As a research assistant and scholar during my years at Ohio State, I have helped build the Ohio State University Consumer Credit Panel (OSU CCP) and the various administrative datasets that have been connected to it. This effort at the Ohio State University brings together the universe of consumer credit records for Ohio residents (via Experian), as well as a panel of a random sample of individuals nationally. In order to answer questions related to the entire household, as well as to the individual specifically, our team leverages this universe of consumers to define household relationships. Our team also focuses on creating novel linkages between the OSU CCP and administrative datasets from various State of Ohio government departments (e.g. labor force engagement, unemployment insurance, affordable housing programs, the state cancer registry, and higher education) and medical facilities (e.g. Ohio State University Wexner Medical Center). This effort allows us to have arguably the clearest view into individuals’ behaviors, preferences, and financial distress of any team around the country.
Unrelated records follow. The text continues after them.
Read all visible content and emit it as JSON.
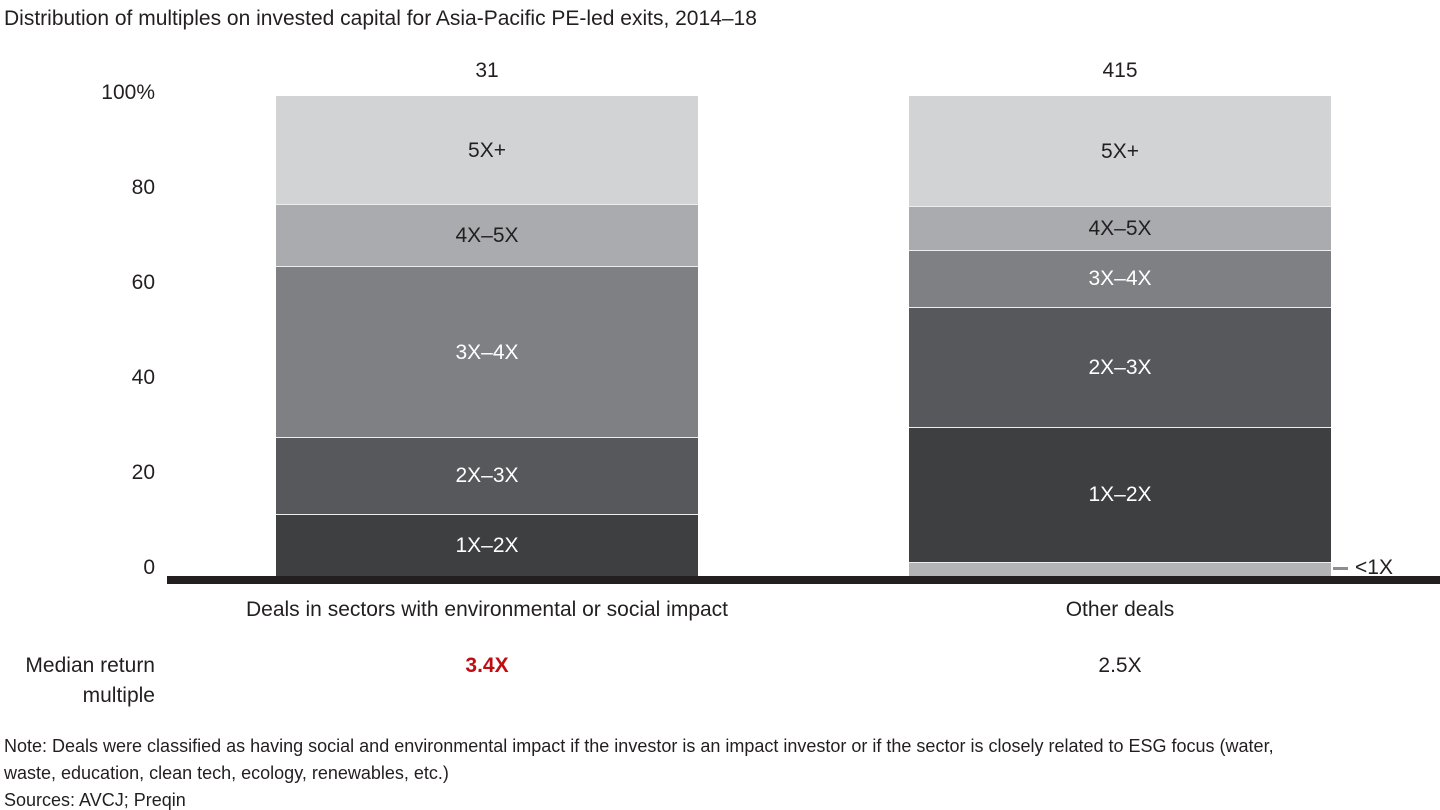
{
  "title": "Distribution of multiples on invested capital for Asia-Pacific PE-led exits, 2014–18",
  "chart_data": {
    "type": "bar",
    "stacked": true,
    "value_unit": "percent of deals",
    "ylim": [
      0,
      100
    ],
    "grid": false,
    "y_ticks": [
      "100%",
      "80",
      "60",
      "40",
      "20",
      "0"
    ],
    "categories": [
      "Deals in sectors with environmental or social impact",
      "Other deals"
    ],
    "bars": [
      {
        "category": "Deals in sectors with environmental or social impact",
        "total_deals": "31",
        "median_return_multiple": "3.4X",
        "median_highlighted": true,
        "segments": [
          {
            "label": "1X–2X",
            "value": 12.9,
            "color": "#3e3f41",
            "label_color": "#ffffff",
            "label_inside": true
          },
          {
            "label": "2X–3X",
            "value": 16.1,
            "color": "#57585c",
            "label_color": "#ffffff",
            "label_inside": true
          },
          {
            "label": "3X–4X",
            "value": 35.5,
            "color": "#7e8084",
            "label_color": "#ffffff",
            "label_inside": true
          },
          {
            "label": "4X–5X",
            "value": 12.9,
            "color": "#a9abae",
            "label_color": "#231f20",
            "label_inside": true
          },
          {
            "label": "5X+",
            "value": 22.6,
            "color": "#d2d3d5",
            "label_color": "#231f20",
            "label_inside": true
          }
        ]
      },
      {
        "category": "Other deals",
        "total_deals": "415",
        "median_return_multiple": "2.5X",
        "median_highlighted": false,
        "segments": [
          {
            "label": "<1X",
            "value": 3,
            "color": "#b2b4b6",
            "label_color": "#231f20",
            "label_inside": false
          },
          {
            "label": "1X–2X",
            "value": 28,
            "color": "#3e3f41",
            "label_color": "#ffffff",
            "label_inside": true
          },
          {
            "label": "2X–3X",
            "value": 25,
            "color": "#57585c",
            "label_color": "#ffffff",
            "label_inside": true
          },
          {
            "label": "3X–4X",
            "value": 12,
            "color": "#7e8084",
            "label_color": "#ffffff",
            "label_inside": true
          },
          {
            "label": "4X–5X",
            "value": 9,
            "color": "#a9abae",
            "label_color": "#231f20",
            "label_inside": true
          },
          {
            "label": "5X+",
            "value": 23,
            "color": "#d2d3d5",
            "label_color": "#231f20",
            "label_inside": true
          }
        ]
      }
    ]
  },
  "median_row": {
    "line1": "Median return",
    "line2": "multiple"
  },
  "note": {
    "line1": "Note: Deals were classified as having social and environmental impact if the investor is an impact investor or if the sector is closely related to ESG focus (water,",
    "line2": "waste, education, clean tech, ecology, renewables, etc.)",
    "sources": "Sources: AVCJ; Preqin"
  },
  "colors": {
    "text": "#231f20",
    "axis_line": "#231f20",
    "median_highlight": "#c00d11",
    "segment_separator": "#eeeeee",
    "callout_dash": "#8b8d90"
  }
}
Before entering graduate school, I graduated from the University of Michigan with a B.S. in Economics. I then entered an analytics development program at Cardinal Health Inc., where I worked primarily in advanced analytics and strategic pricing. There, I helped build an algorithm to reshape sales territories of medical sales representatives across the country. Together with my two teammates, this effort was recognized as the top advanced analytics project of the year 2016-2017 across the entire (Fortune 15) company. After two years at Cardinal Health, I returned to academia, completing the pre-doctoral MA in Economics at Miami University, and subsequently entering the PhD program at the Ohio State University.

When I am not working, I enjoy spending time with my wife and three small children. I am a wine enthusiast, USSF soccer referee, Ironman triathlete, and amateur genealogist. I am a dual-citizen of the United States and Italy.